San Francisco won, but who lost? Joey Gibson didn’t lose – yes he got arrested in Berkeley on Sunday, but he anticipated, and maybe even desired that outcome.
Patriot Prayer didn’t lose this weekend, but tolerance did: tolerance and the First Amendment.
Tolerance lost when we as a city decided that our progressiveness had no room for other ideas or points of view. Tolerance lost when we had too much pride to allow a different group to speak. Tolerance lost when we unknowingly gave liberalism and Democracy a bad name through our inability to practice the one idea that we advocate for the most.
The very First Amendment to the Constitution reads, “Congress shall make no law respecting an establishment of religion, or prohibiting the free exercise thereof; or abridging the freedom of speech, or of the press; or the right of the people peaceably to assemble, and to petition the Government for a redress of grievances.”
Although the San Francisco government did grant Patriot Prayer the permit needed for them to assemble at Crissy Field, they also publicly denounced the group, antagonized the situation, and mislabeled Patriot Prayer as a hate group.
“Liberals are intolerant.”
There’s a sentence you wouldn’t expect to hear.
Here in the Bay Area, many proudly declare themselves as liberal. Liberal, meaning they are open minded, inclusive, accepting of all races, ethnicities, genders, and religions.
Liberal, but apparently not accepting of anyone with different political ideals.
Saturday in San Francisco and Sunday in Berkeley were two very different scenes.
On one hand, you’ve got San Francisco, where a would-be counter-protest pretty much turned into your everyday San Francisco festival. Most people there didn’t seem to be very politically invested, they were just really into liberalism and really proud of their progressiveness. Sure, some of the counter-protesters were prepared to put their lives at risk for their cause, but most didn’t even know exactly what they were protesting.
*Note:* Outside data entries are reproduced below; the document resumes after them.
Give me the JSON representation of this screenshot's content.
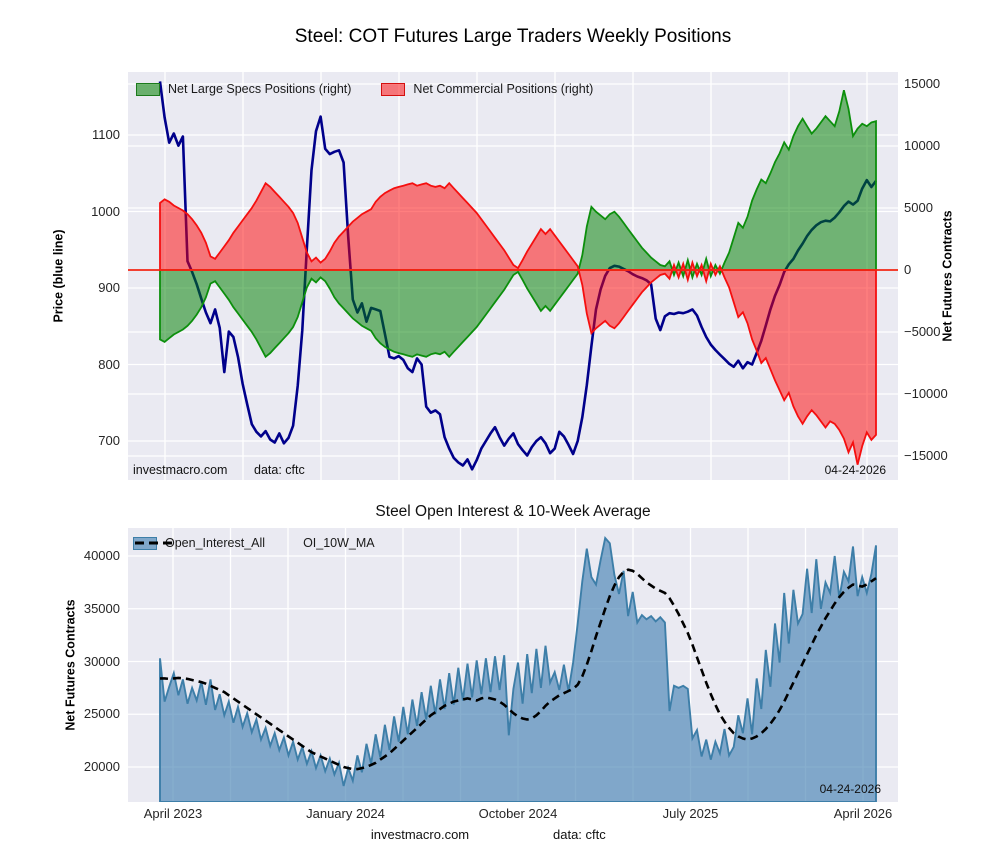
{
  "figure_title": "Steel: COT Futures Large Traders Weekly Positions",
  "colors": {
    "axes_background": "#eaeaf2",
    "grid": "#ffffff",
    "price_line": "#00008b",
    "specs_edge": "#0c8f0c",
    "specs_fill": "#008000",
    "commercial_edge": "#f50f0f",
    "commercial_fill": "#ff0000",
    "zero_line": "#f22613",
    "open_interest_edge": "#3d7ea8",
    "open_interest_fill": "#4682b4",
    "ma_line": "#000000"
  },
  "top_chart": {
    "left_axis_label": "Price (blue line)",
    "right_axis_label": "Net Futures Contracts",
    "left_ticks": [
      "1100",
      "1000",
      "900",
      "800",
      "700"
    ],
    "right_ticks": [
      "15000",
      "10000",
      "5000",
      "0",
      "−5000",
      "−10000",
      "−15000"
    ],
    "legend": [
      {
        "label": "Net Large Specs Positions (right)",
        "swatch": "green-patch"
      },
      {
        "label": "Net Commercial Positions (right)",
        "swatch": "red-patch"
      }
    ],
    "watermark": "investmacro.com",
    "source": "data: cftc",
    "date_label": "04-24-2026"
  },
  "bottom_chart": {
    "title": "Steel Open Interest & 10-Week Average",
    "axis_label": "Net Futures Contracts",
    "y_ticks": [
      "40000",
      "35000",
      "30000",
      "25000",
      "20000"
    ],
    "x_ticks": [
      "April 2023",
      "January 2024",
      "October 2024",
      "July 2025",
      "April 2026"
    ],
    "legend": [
      {
        "label": "Open_Interest_All",
        "swatch": "steelblue-patch"
      },
      {
        "label": "OI_10W_MA",
        "swatch": "black-dash"
      }
    ],
    "watermark": "investmacro.com",
    "source": "data: cftc",
    "date_label": "04-24-2026"
  },
  "chart_data": [
    {
      "type": "line",
      "title": "Steel: COT Futures Large Traders Weekly Positions",
      "x_description": "weekly observations, ~April 2023 to 04-24-2026 (157 weeks)",
      "left_ylabel": "Price (blue line)",
      "right_ylabel": "Net Futures Contracts",
      "left_ylim": [
        650,
        1180
      ],
      "right_ylim": [
        -16500,
        16000
      ],
      "baseline": 0,
      "legend_position": "upper left",
      "grid": true,
      "series": [
        {
          "name": "Price",
          "axis": "left",
          "style": "line",
          "values": [
            1170,
            1123,
            1090,
            1102,
            1086,
            1098,
            935,
            921,
            905,
            886,
            868,
            854,
            872,
            848,
            790,
            843,
            836,
            810,
            775,
            748,
            722,
            712,
            706,
            713,
            702,
            698,
            710,
            697,
            704,
            720,
            772,
            845,
            953,
            1054,
            1105,
            1124,
            1082,
            1075,
            1078,
            1080,
            1064,
            967,
            885,
            868,
            880,
            856,
            874,
            872,
            870,
            840,
            810,
            808,
            811,
            806,
            795,
            790,
            808,
            800,
            745,
            737,
            740,
            735,
            705,
            690,
            678,
            672,
            668,
            676,
            663,
            675,
            690,
            700,
            710,
            718,
            705,
            694,
            703,
            710,
            696,
            688,
            681,
            692,
            700,
            705,
            697,
            684,
            690,
            712,
            706,
            695,
            683,
            700,
            731,
            773,
            824,
            872,
            898,
            916,
            926,
            929,
            928,
            925,
            922,
            918,
            915,
            913,
            910,
            905,
            860,
            845,
            863,
            867,
            866,
            868,
            867,
            869,
            872,
            864,
            849,
            836,
            826,
            819,
            813,
            807,
            801,
            797,
            805,
            795,
            803,
            800,
            815,
            831,
            851,
            872,
            890,
            904,
            921,
            931,
            938,
            949,
            958,
            968,
            976,
            982,
            986,
            988,
            987,
            992,
            999,
            1007,
            1013,
            1009,
            1014,
            1030,
            1041,
            1032,
            1040
          ]
        },
        {
          "name": "Net Large Specs Positions (right)",
          "axis": "right",
          "style": "area",
          "values": [
            -5600,
            -5800,
            -5500,
            -5200,
            -5000,
            -4800,
            -4500,
            -4100,
            -3600,
            -3000,
            -2200,
            -1100,
            -900,
            -1400,
            -1900,
            -2400,
            -3000,
            -3500,
            -4000,
            -4500,
            -5000,
            -5600,
            -6300,
            -7000,
            -6700,
            -6300,
            -5900,
            -5500,
            -5100,
            -4600,
            -3800,
            -2600,
            -1400,
            -700,
            -1000,
            -600,
            -900,
            -1500,
            -2200,
            -2700,
            -3100,
            -3500,
            -3900,
            -4200,
            -4500,
            -4700,
            -4900,
            -5500,
            -5900,
            -6200,
            -6400,
            -6600,
            -6700,
            -6800,
            -6900,
            -7000,
            -6800,
            -6900,
            -7000,
            -6800,
            -6700,
            -6800,
            -6600,
            -7000,
            -6600,
            -6200,
            -5800,
            -5400,
            -5000,
            -4600,
            -4100,
            -3600,
            -3100,
            -2600,
            -2100,
            -1600,
            -1000,
            -400,
            -150,
            -800,
            -1500,
            -2100,
            -2700,
            -3300,
            -2900,
            -3300,
            -2800,
            -2300,
            -1800,
            -1300,
            -800,
            -300,
            1200,
            3500,
            5100,
            4700,
            4400,
            4100,
            4500,
            4700,
            4300,
            3800,
            3300,
            2800,
            2300,
            1800,
            1400,
            1000,
            700,
            400,
            300,
            700,
            -400,
            600,
            -500,
            800,
            -600,
            500,
            -400,
            900,
            -500,
            400,
            -300,
            600,
            1400,
            2600,
            3800,
            3400,
            4300,
            5600,
            6500,
            7300,
            7000,
            7800,
            8700,
            9400,
            10300,
            9700,
            10800,
            11600,
            12200,
            11600,
            11000,
            11400,
            11900,
            12400,
            12000,
            11600,
            12800,
            14500,
            13000,
            10800,
            11400,
            11800,
            11600,
            11900,
            12000
          ]
        },
        {
          "name": "Net Commercial Positions (right)",
          "axis": "right",
          "style": "area",
          "values": [
            5400,
            5700,
            5500,
            5200,
            5000,
            4800,
            4500,
            4100,
            3600,
            3000,
            2200,
            1100,
            900,
            1400,
            1900,
            2400,
            3000,
            3500,
            4000,
            4500,
            5000,
            5600,
            6300,
            7000,
            6700,
            6300,
            5900,
            5500,
            5100,
            4600,
            3800,
            2600,
            1400,
            700,
            1000,
            600,
            900,
            1500,
            2200,
            2700,
            3100,
            3500,
            3900,
            4200,
            4500,
            4700,
            4900,
            5500,
            5900,
            6200,
            6400,
            6600,
            6700,
            6800,
            6900,
            7000,
            6800,
            6900,
            7000,
            6800,
            6700,
            6800,
            6600,
            7000,
            6600,
            6200,
            5800,
            5400,
            5000,
            4600,
            4100,
            3600,
            3100,
            2600,
            2100,
            1600,
            1000,
            400,
            150,
            800,
            1500,
            2100,
            2700,
            3300,
            2900,
            3300,
            2800,
            2300,
            1800,
            1300,
            800,
            300,
            -1200,
            -3500,
            -5100,
            -4700,
            -4400,
            -4100,
            -4500,
            -4700,
            -4300,
            -3800,
            -3300,
            -2800,
            -2300,
            -1800,
            -1400,
            -1000,
            -700,
            -400,
            -300,
            -700,
            400,
            -600,
            500,
            -800,
            600,
            -500,
            400,
            -900,
            500,
            -400,
            300,
            -600,
            -1400,
            -2600,
            -3800,
            -3400,
            -4300,
            -5600,
            -6500,
            -7500,
            -7100,
            -8000,
            -8900,
            -9700,
            -10500,
            -9900,
            -11000,
            -11800,
            -12400,
            -11800,
            -11300,
            -11700,
            -12200,
            -12700,
            -12200,
            -12400,
            -12900,
            -13600,
            -14700,
            -13900,
            -15700,
            -14200,
            -13100,
            -13700,
            -13300
          ]
        }
      ],
      "annotations": [
        "investmacro.com",
        "data: cftc",
        "04-24-2026"
      ]
    },
    {
      "type": "area",
      "title": "Steel Open Interest & 10-Week Average",
      "ylabel": "Net Futures Contracts",
      "ylim": [
        16700,
        42700
      ],
      "x_tick_labels": [
        "April 2023",
        "January 2024",
        "October 2024",
        "July 2025",
        "April 2026"
      ],
      "legend_position": "upper left",
      "grid": true,
      "series": [
        {
          "name": "Open_Interest_All",
          "style": "area",
          "values": [
            30300,
            26200,
            27600,
            28900,
            26800,
            28300,
            26000,
            27500,
            26300,
            28100,
            25900,
            28300,
            25400,
            26900,
            24900,
            26200,
            24200,
            25700,
            23800,
            25100,
            23300,
            24500,
            22600,
            23700,
            22000,
            23200,
            21600,
            22800,
            21100,
            22400,
            20700,
            21900,
            20300,
            21500,
            19900,
            21100,
            19600,
            20800,
            19300,
            20400,
            18200,
            19900,
            18700,
            21100,
            19500,
            22200,
            20300,
            23100,
            20900,
            24000,
            21600,
            24800,
            22400,
            25700,
            23100,
            26400,
            23900,
            27100,
            24500,
            27700,
            25000,
            28300,
            25500,
            28900,
            25900,
            29400,
            26300,
            29800,
            26600,
            30100,
            26900,
            30300,
            27100,
            30500,
            27300,
            30600,
            23000,
            27400,
            29900,
            26000,
            30700,
            27000,
            31200,
            27500,
            31500,
            28000,
            29000,
            27300,
            29700,
            27200,
            29900,
            33600,
            37600,
            40700,
            38000,
            37300,
            39600,
            41700,
            41200,
            38200,
            36400,
            38600,
            34300,
            36600,
            33700,
            34400,
            34000,
            34300,
            33800,
            34200,
            33700,
            25300,
            27700,
            27500,
            27700,
            27400,
            22700,
            23500,
            21000,
            22600,
            20700,
            22400,
            21300,
            23600,
            21100,
            21900,
            24900,
            23200,
            26500,
            23100,
            28400,
            25500,
            31100,
            27600,
            33600,
            29900,
            36500,
            31700,
            36800,
            33600,
            34500,
            38800,
            34600,
            39700,
            35000,
            37500,
            36500,
            40000,
            36000,
            38500,
            37600,
            40900,
            36200,
            38000,
            36500,
            38300,
            41000
          ]
        },
        {
          "name": "OI_10W_MA",
          "style": "dashed-line",
          "values": [
            28400,
            28400,
            28350,
            28400,
            28450,
            28400,
            28350,
            28250,
            28150,
            28050,
            27900,
            27700,
            27500,
            27300,
            27100,
            26800,
            26500,
            26200,
            25900,
            25600,
            25300,
            25000,
            24700,
            24400,
            24100,
            23800,
            23500,
            23200,
            22900,
            22600,
            22300,
            22000,
            21700,
            21400,
            21200,
            21000,
            20800,
            20600,
            20400,
            20200,
            20000,
            19900,
            19800,
            19800,
            19900,
            20000,
            20200,
            20400,
            20700,
            21000,
            21300,
            21700,
            22100,
            22500,
            22900,
            23300,
            23700,
            24100,
            24500,
            24900,
            25200,
            25500,
            25800,
            26000,
            26200,
            26300,
            26400,
            26500,
            26400,
            26300,
            26500,
            26600,
            26500,
            26400,
            26200,
            25900,
            25500,
            25100,
            24800,
            24600,
            24500,
            24600,
            24900,
            25300,
            25800,
            26200,
            26500,
            26800,
            27000,
            27200,
            27400,
            27800,
            28600,
            29700,
            31000,
            32400,
            33700,
            35000,
            36200,
            37200,
            38000,
            38500,
            38700,
            38600,
            38300,
            37900,
            37500,
            37200,
            36900,
            36700,
            36500,
            36000,
            35300,
            34500,
            33600,
            32700,
            31600,
            30400,
            29200,
            28000,
            26900,
            25900,
            25000,
            24300,
            23700,
            23200,
            22900,
            22700,
            22600,
            22700,
            22900,
            23200,
            23600,
            24100,
            24700,
            25400,
            26200,
            27100,
            28000,
            28900,
            29800,
            30700,
            31600,
            32500,
            33300,
            34100,
            34800,
            35500,
            36100,
            36600,
            37000,
            37300,
            37200,
            37100,
            37300,
            37600,
            37900
          ]
        }
      ],
      "annotations": [
        "04-24-2026",
        "investmacro.com",
        "data: cftc"
      ]
    }
  ]
}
And then there’s Berkeley, where hundreds of Democrats, anti-Fascists, and Anarchists faced off against Gibson and a small group of right-wing protesters.
The result? Multiple arrests, civilians, including Gibson, being pepper sprayed and beaten by counter-protesters, and law enforcement firing off non-lethal shots.
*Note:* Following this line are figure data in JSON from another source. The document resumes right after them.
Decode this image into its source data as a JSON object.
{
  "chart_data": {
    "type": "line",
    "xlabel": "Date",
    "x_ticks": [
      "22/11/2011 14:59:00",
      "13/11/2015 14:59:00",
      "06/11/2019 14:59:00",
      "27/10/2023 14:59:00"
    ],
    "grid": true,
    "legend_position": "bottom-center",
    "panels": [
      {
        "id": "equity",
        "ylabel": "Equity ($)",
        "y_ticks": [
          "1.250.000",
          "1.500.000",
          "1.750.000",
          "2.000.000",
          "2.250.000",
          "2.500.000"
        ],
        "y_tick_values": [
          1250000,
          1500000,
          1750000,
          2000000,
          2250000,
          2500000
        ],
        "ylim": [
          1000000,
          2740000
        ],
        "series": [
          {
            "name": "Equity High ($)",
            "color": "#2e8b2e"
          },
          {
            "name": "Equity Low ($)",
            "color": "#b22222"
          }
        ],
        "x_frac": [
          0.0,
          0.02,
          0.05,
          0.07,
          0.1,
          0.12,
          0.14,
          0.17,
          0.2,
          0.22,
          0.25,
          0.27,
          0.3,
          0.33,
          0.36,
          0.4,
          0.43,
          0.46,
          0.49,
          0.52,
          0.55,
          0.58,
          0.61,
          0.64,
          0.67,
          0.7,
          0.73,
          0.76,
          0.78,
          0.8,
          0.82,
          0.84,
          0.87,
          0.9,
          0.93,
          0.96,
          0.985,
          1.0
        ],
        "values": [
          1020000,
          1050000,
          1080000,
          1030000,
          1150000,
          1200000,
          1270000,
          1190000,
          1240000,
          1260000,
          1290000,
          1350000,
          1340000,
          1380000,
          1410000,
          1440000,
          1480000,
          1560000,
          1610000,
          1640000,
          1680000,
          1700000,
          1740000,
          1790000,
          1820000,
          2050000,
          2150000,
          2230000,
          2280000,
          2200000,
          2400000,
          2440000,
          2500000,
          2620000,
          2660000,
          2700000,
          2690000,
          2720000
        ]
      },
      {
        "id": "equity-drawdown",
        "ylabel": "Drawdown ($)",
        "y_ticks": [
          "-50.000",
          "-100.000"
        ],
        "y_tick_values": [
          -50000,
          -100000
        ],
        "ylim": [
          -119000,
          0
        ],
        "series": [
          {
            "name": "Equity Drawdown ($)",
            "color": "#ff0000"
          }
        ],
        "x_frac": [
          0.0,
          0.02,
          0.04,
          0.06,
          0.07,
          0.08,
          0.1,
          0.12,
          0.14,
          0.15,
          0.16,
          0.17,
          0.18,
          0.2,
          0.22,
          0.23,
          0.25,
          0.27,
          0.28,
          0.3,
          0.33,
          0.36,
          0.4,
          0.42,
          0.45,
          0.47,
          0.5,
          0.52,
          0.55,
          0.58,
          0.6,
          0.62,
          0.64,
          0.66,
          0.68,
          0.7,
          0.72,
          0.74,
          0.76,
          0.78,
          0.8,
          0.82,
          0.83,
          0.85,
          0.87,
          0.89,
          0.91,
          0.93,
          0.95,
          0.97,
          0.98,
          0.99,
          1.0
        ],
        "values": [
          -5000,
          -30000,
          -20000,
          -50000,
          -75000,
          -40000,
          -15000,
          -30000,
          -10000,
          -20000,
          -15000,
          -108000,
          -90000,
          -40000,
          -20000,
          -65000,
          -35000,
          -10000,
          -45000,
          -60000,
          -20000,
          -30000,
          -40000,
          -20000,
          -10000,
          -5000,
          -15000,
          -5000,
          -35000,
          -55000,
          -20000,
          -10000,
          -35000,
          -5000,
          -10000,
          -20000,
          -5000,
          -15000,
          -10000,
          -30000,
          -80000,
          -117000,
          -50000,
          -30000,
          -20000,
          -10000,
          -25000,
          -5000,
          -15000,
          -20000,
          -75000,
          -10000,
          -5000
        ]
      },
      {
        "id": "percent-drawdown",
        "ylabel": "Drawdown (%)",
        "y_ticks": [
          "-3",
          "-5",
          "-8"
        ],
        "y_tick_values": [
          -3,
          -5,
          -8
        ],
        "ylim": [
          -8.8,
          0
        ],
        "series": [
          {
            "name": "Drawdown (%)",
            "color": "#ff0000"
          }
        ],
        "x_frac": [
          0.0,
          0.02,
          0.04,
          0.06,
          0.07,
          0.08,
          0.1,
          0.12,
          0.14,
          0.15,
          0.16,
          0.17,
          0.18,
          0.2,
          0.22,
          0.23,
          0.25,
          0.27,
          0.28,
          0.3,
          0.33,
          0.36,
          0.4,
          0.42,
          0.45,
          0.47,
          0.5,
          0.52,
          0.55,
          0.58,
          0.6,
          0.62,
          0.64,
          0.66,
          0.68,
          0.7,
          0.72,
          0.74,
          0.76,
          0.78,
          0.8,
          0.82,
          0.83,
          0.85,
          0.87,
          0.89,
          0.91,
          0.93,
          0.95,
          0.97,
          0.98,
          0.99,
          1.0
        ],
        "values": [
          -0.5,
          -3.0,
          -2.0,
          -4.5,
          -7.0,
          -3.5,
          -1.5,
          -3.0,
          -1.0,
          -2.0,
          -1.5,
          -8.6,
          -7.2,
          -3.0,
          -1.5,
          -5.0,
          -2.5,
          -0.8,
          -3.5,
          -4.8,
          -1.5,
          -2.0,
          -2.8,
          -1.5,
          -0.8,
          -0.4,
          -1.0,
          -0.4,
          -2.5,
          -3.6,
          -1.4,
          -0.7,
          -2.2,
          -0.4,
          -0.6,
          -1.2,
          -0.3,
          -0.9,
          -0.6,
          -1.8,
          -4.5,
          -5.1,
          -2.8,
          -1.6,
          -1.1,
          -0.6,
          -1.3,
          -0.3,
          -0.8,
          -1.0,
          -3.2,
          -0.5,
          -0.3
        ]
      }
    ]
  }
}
There’s a common factor between the two counter-protests: intolerance.
Intolerance towards the intolerant.
We say that we accept everyone, regardless of our differences, yet we reject anyone that doesn’t think as progressively as ourselves.
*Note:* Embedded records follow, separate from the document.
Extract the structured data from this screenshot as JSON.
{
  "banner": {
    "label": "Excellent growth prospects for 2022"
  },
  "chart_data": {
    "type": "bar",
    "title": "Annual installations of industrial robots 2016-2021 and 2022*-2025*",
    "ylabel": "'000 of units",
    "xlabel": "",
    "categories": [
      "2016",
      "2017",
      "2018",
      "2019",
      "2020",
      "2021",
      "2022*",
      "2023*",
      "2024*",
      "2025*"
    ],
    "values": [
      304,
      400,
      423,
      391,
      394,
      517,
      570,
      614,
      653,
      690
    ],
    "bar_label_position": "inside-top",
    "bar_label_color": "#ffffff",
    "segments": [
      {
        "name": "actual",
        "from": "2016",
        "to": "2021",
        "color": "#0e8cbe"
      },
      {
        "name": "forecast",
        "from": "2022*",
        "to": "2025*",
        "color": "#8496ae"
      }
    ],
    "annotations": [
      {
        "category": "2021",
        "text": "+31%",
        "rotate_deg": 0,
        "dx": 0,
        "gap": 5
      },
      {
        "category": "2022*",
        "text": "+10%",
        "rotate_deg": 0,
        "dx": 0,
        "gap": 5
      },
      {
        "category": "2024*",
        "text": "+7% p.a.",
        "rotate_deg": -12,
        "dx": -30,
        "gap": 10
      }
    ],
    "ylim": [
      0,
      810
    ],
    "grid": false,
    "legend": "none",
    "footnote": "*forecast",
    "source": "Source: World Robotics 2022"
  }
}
We’ve been fighting violence with violence, combating hate with hate. Clearly, it’s not working.
The Patriot Prayer group was immediately labeled as a white supremacist, alt-right group, despite numerous statements from Gibson refuting these claims, and even the glaring evidence in the form of Gibson himself, who is Japanese American.
It’s ironic that Gibson in some ways seems to be more accepting than the liberals who pushed for his rally to be canceled.
He publicly denounced alt-right and white supremacist groups, saying he had no interest in their support at his rallies. He claims that Patriot Prayer welcomes “moderates” of both political groups.
He also ultimately made the responsible choice to cancel the protest when concerns arose regarding the sheer number of counter-protesters planning to attend.
The events that occurred the past weekend portrayed us in a bad light.
As liberals, progressives, and Democrats, it’s up to us to show the nation that we are on the right side of history, by listening, even if we don’t agree.
Listening is one of the most direct ways to create peace and unity. I’m not saying that racist hate speech has any place in our nation, but if we listen, acknowledge, and then refute, we at least have shown that we as a collective group are willing to give others a chance to speak their minds without fear of oppression. Is that not the very premise of liberalism itself?
Everyone has the right to speak their minds, and if we create a community that is willing to listen, even when it goes against everything we stand for, then maybe we’ll be able to change some minds.